The third Seuss film of the decade is upon us and its out with the scary rubber masks and in with the computer animation styling of the Blue Sky team (Ice Age, Robots). For anyone else that thought The Grinch and The Cat of the earlier outings looked just plain creepy this can only be a good thing. Happily, its also the best suited format for this wacky world, being able to show off all sorts of imaginative tricks that live action wouldn't be able to handle.

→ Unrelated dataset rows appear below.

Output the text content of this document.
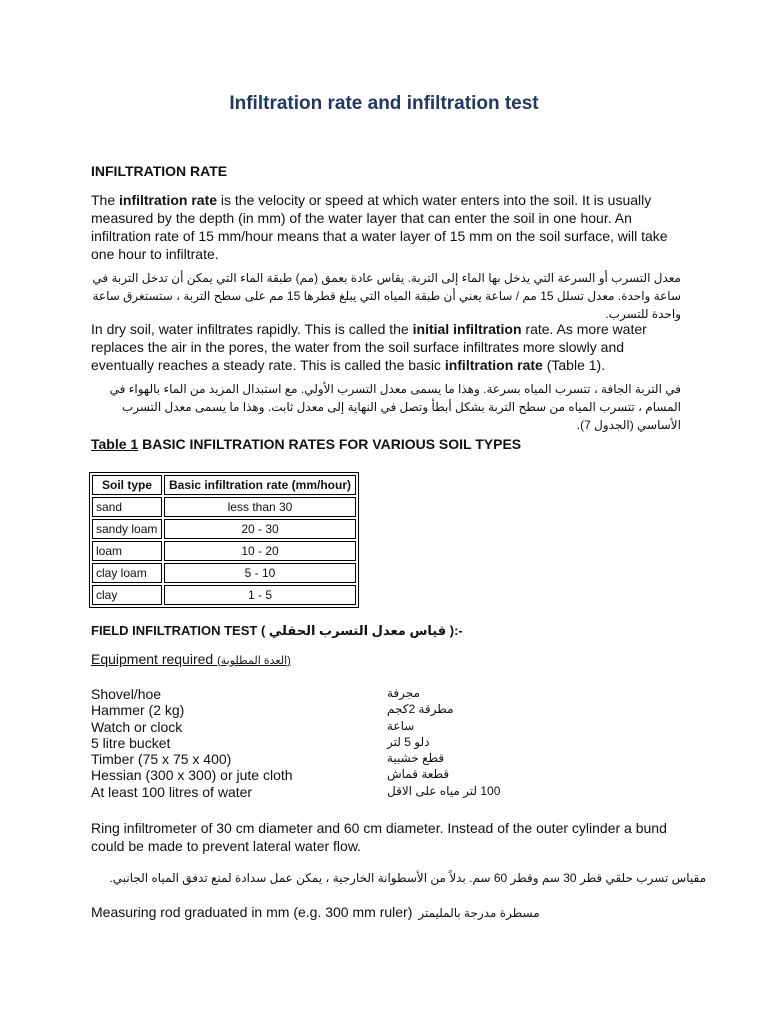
Infiltration rate and infiltration test
INFILTRATION RATE
The infiltration rate is the velocity or speed at which water enters into the soil. It is usually measured by the depth (in mm) of the water layer that can enter the soil in one hour. An infiltration rate of 15 mm/hour means that a water layer of 15 mm on the soil surface, will take one hour to infiltrate.
معدل التسرب أو السرعة التي يدخل بها الماء إلى التربة. يقاس عادة بعمق (مم) طبقة الماء التي يمكن أن تدخل التربة في ساعة واحدة. معدل تسلل 15 مم / ساعة يعني أن طبقة المياه التي يبلغ قطرها 15 مم على سطح التربة ، ستستغرق ساعة واحدة للتسرب.
In dry soil, water infiltrates rapidly. This is called the initial infiltration rate. As more water replaces the air in the pores, the water from the soil surface infiltrates more slowly and eventually reaches a steady rate. This is called the basic infiltration rate (Table 1).
في التربة الجافة ، تتسرب المياه بسرعة. وهذا ما يسمى معدل التسرب الأولي. مع استبدال المزيد من الماء بالهواء في المسام ، تتسرب المياه من سطح التربة بشكل أبطأ وتصل في النهاية إلى معدل ثابت. وهذا ما يسمى معدل التسرب الأساسي (الجدول 7).
Table 1 BASIC INFILTRATION RATES FOR VARIOUS SOIL TYPES
Soil type	Basic infiltration rate (mm/hour)
sand	less than 30
sandy loam	20 - 30
loam	10 - 20
clay loam	5 - 10
clay	1 - 5
FIELD INFILTRATION TEST ( قياس معدل التسرب الحقلي ):-
Equipment required (العدة المطلوبة)
Shovel/hoe	مجرفة
Hammer (2 kg)	مطرقة 2كجم
Watch or clock	ساعة
5 litre bucket	دلو 5 لتر
Timber (75 x 75 x 400)	قطع خشبية
Hessian (300 x 300) or jute cloth	قطعة قماش
At least 100 litres of water	100 لتر مياه على الاقل
Ring infiltrometer of 30 cm diameter and 60 cm diameter. Instead of the outer cylinder a bund could be made to prevent lateral water flow.
مقياس تسرب حلقي قطر 30 سم وقطر 60 سم. بدلاً من الأسطوانة الخارجية ، يمكن عمل سدادة لمنع تدفق المياه الجانبي.
Measuring rod graduated in mm (e.g. 300 mm ruler) مسطرة مدرجة بالمليمتر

Horton the Elephant is a happy go lucky kinda mammel, swimming around in his jungle paradise generally having fun. Until that is he hears the screams of a speck. The speck transpires to be Whoville a tiny, tiny world that is unaware of its fragile existence (metaphor anyone?). The Mayor of Whoville and Horton team up to protect the speck while forces in Horton's world seek to destroy it for the simple crime of spurring on imagination.
Having the super enthusiastic Jim Carrey (on Ace Ventura/Cable Guy levels of mania) and the super enthusiastic Steve Carrell (like Jim Carrey in Ace Ventura/Cable Guy) is a great way to keep the kids and adults entertained. While their voices run off the screen with a degree of joie de vivre usually associated with people in padded cells, they both fit perfectly in the Dr's world. The gags, while never hysterical, come often and are well placed enough to make the brief running time fly by.
Older members of the audience can have plenty of fun playing guess the under-underlying message. Is it a statement on climate change, the climate of fear, climate control in cars? Who knows, but the message intended for kids, is spelt out clearly and beautifully; "Even though you can't see them at all, A person's a person, no matter how small." Perhaps if people of all ages took this on board those more 'adult' problems may be lessened. Even if there are only lessened a tiny, tiny amount.